I'm currently working on a use case using RandomForestRegressor
. To get training and test data separately based on one column, let's say Home, the dataframe was split into dictionary. Almost done with the modelling, but stuck in getting the feature importance for each of the key in dictionary (number of keys = 21). Please have a look at the codes below:
hp = pd.get_dummies(hp)
hp = {i: g for i, g in hp.set_index(["Home"]).groupby(level = [0])}
feature = {}; feature_train = {}; feature_test = {}
target = {}; target_train = {}; target_test = {}; target_pred = {}
importances = {}
for k, v in hp.items():
target[k] = np.array(v["HP"])
feature[k] = v.drop(["HP", "Corr"], axis = 1)

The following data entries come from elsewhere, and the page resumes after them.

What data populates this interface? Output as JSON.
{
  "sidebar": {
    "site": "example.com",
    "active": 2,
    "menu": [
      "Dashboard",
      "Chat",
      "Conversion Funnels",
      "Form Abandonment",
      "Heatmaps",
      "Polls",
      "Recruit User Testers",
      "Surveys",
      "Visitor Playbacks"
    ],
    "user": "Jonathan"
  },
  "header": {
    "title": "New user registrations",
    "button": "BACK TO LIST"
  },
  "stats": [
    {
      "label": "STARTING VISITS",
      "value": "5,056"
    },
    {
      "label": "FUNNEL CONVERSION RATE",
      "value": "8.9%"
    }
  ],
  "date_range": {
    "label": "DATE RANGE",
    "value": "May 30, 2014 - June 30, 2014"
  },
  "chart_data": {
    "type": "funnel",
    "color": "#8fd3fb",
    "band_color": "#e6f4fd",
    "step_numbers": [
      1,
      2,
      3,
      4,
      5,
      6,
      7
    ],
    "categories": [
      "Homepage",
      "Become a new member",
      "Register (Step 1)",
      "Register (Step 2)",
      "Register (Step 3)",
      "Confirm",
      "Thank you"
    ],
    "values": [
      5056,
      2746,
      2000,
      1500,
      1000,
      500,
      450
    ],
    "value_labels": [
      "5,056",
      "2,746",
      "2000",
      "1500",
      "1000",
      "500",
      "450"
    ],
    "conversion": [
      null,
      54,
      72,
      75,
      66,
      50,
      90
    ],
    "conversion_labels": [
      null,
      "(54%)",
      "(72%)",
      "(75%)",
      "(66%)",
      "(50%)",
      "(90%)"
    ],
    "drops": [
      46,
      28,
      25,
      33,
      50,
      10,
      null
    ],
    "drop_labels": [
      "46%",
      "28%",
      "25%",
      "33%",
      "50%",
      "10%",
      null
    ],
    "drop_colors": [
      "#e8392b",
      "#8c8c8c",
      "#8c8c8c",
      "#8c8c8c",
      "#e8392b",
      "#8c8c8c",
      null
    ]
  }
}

feature_list = list(feature[1].columns)
for k, v in zip(feature, target):
feature[k] = np.array(feature[v])
for k, v in zip(feature_train, target_train):
feature_train[k], feature_test[k], target_train[k], target_test[k] = train_test_split(
feature[v], target[v], test_size = 0.25, random_state = 42)
What I've tried after a help from Random Forest Feature Importance Chart using Python
for name, importance in zip(feature_list, list(rf.feature_importances_)):
print(name, "=", importance)
but this prints importance for only one of the dictionary (and I don't know which). What I want is to get it printed for all the keys in dictionary "importances". Thanks in advance!